Implementation Considerations:

  • The dataset (available on GitHub: https://github.com/GioSira/EcoVerse.git) can be used to train classifiers for environmental monitoring, public opinion analysis, or tracking specific environmental narratives on social media.
  • The Environmental Impact Analysis task offers a new dimension for NLP applications, potentially useful for identifying real-world events or practices with ecological consequences reported in text.
  • Pre-processing steps like replacing URLs and user mentions (@) are recommended before model training.
  • The benchmark results suggest that standard models like RoBERTa or DistilRoBERTa perform competitively, and domain-specific models like ClimateBERT may not always offer advantages, especially for broader environmental topics or stance detection.
  • The observed bias related to #climatescam highlights the importance of considering potential shortcut learning when training models on social media data.
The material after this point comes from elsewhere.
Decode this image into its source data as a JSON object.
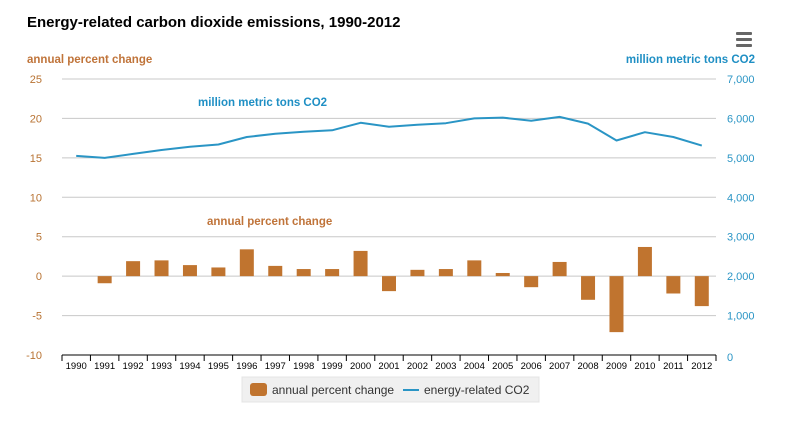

Techniques to mitigate this, such as removing specific hashtags or using more robust models, might be necessary depending on the application.
  • The relatively small dataset size (3k tweets) means models might benefit from techniques like few-shot learning or transfer learning from larger, more general text corpora.

The paper concludes by highlighting EcoVerse as a valuable resource for broadening NLP research into diverse environmental topics and introducing environmental impact analysis. Future work includes expanding the dataset and developing specialized LLMs for environmental texts. They also report conducting the experiments with carbon tracking (using CodeCarbon), estimating a total emission of 0.24 kg CO2.